Secara kasat mata, mungkin kita bisa mengangkat spekulasi-spekulasi tertentu terkait duduk kasus ini. Namun ketika anggapan atau spekulasi tadi tidak bersandarkan kepada keilmiahan data dan landasan teoritis yang kuat maka hasilnya akan sama dengan nol dan tidak akan besar lengan berkuasa banyak terhadap duduk kasus yang mulai mengakar ini. Berdasarkan pertimbangan ini, kami mencoba mengangkat tema penelitian kami dalam ranah sejauhmana pengangguran intelektual sanggup dikategorikan sebagai seuatu permasalahan fundamental dan mempunyai hubungan yang cukup kuat terhadap sistem pendidikan yang berlaku di Indonesia. Karena menyerupai yang kita ketahui segala sesuatu yang menyangkut perjuangan kecerdasan bersama di negri ini, niscaya selalu “didikte” oleh sistem pendidikan yang ada. Berangkat dari itulah kami mencoba mengaitkan duduk kasus pengangguran terdidik ini dengan sebuah sistem yang menempel didalamnya. Dilain hal kami juga berusaha melalui penelitian yang dilakukan, kami juga bisa menunjukkan solusi komperhensif terkait duduk kasus pengangguran intelektual. Setidaknya, hal-hal tadilah yang menjadi tujuan utama kami dalam hal pemilihan tema penelitian yang kami angkat.

D. Teori Interaksi Simbolik
Teori interaksi simbolik ialah menyatakan bahwa interaksi sosial ialah interaksi simbol, Manusia diberinteraksi dengan yang lain dengan cara memberikan simbol, yang lain mempersembahkan makna atas simbol tersebut.
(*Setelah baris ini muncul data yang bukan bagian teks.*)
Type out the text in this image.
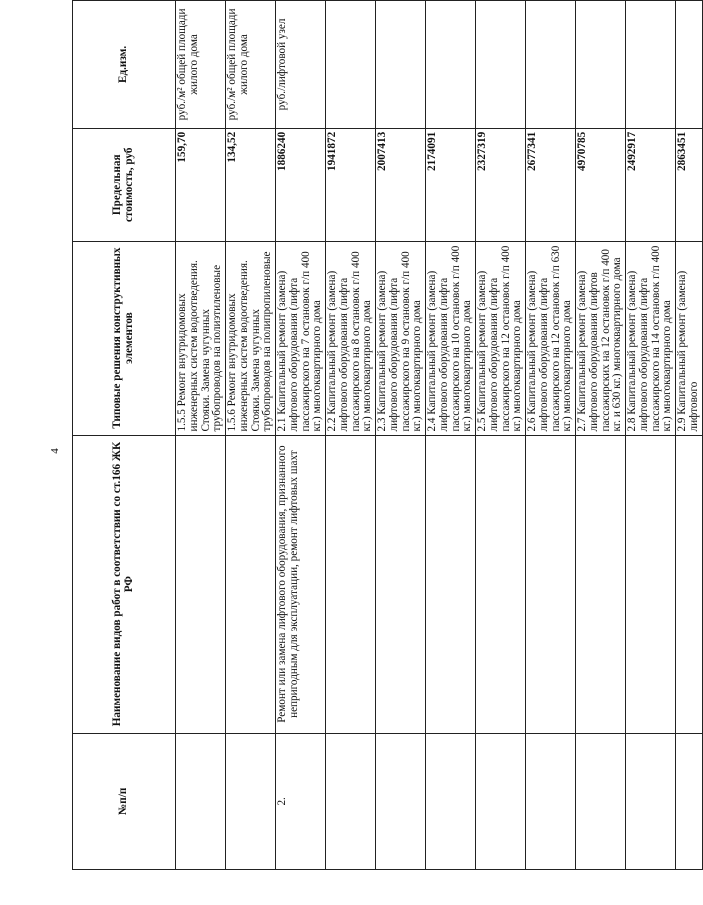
4
№п/п	Наименование видов работ в соответствии со ст.166 ЖК РФ	Типовые решения конструктивных элементов	Предельная стоимость, руб	Ед.изм.
		1.5.5 Ремонт внутридомовых инженерных систем водоотведения. Стояки. Замена чугунных трубопроводов на полиэтиленовые	159,70	руб./м² общей площади жилого дома
		1.5.6 Ремонт внутридомовых инженерных систем водоотведения. Стояки. Замена чугунных трубопроводов на полипропиленовые	134,52	руб./м² общей площади жилого дома
2.	Ремонт или замена лифтового оборудования, признанного непригодным для эксплуатации, ремонт лифтовых шахт	2.1 Капитальный ремонт (замена) лифтового оборудования (лифта пассажирского на 7 остановок г/п 400 кг.) многоквартирного дома	1886240	руб./лифтовой узел
		2.2 Капитальный ремонт (замена) лифтового оборудования (лифта пассажирского на 8 остановок г/п 400 кг.) многоквартирного дома	1941872	
		2.3 Капитальный ремонт (замена) лифтового оборудования (лифта пассажирского на 9 остановок г/п 400 кг.) многоквартирного дома	2007413	
		2.4 Капитальный ремонт (замена) лифтового оборудования (лифта пассажирского на 10 остановок г/п 400 кг.) многоквартирного дома	2174091	
		2.5 Капитальный ремонт (замена) лифтового оборудования (лифта пассажирского на 12 остановок г/п 400 кг.) многоквартирного дома	2327319	
		2.6 Капитальный ремонт (замена) лифтового оборудования (лифта пассажирского на 12 остановок г/п 630 кг.) многоквартирного дома	2677341	
		2.7 Капитальный ремонт (замена) лифтового оборудования (лифтов пассажирских на 12 остановок г/п 400 кг. и 630 кг.) многоквартирного дома	4970785	
		2.8 Капитальный ремонт (замена) лифтового оборудования (лифта пассажирского на 14 остановок г/п 400 кг.) многоквартирного дома	2492917	
		2.9 Капитальный ремонт (замена) лифтового	2863451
Makna-makna itu kita bagi bersama yang lain, defenisi kita tentang dunia sosial, persepsi kita terkena, respon kita terhadap,dan realitas yang muncul dalam proses interaksi. Interaksi simbolik didasarkan pada ide-ide terkena diri dan hubungannya dengan masyarakat. Menurut engkaus besar indonesia arti dari interaksi ialah hal yang saling melaksanakan aksi, berhubungan, mempengaruhi, antar hubungan. Dan arti dari simbolik ialah sebagai lambang atau terkena lambang. Inti pandangan dari teori ini ialah Individu.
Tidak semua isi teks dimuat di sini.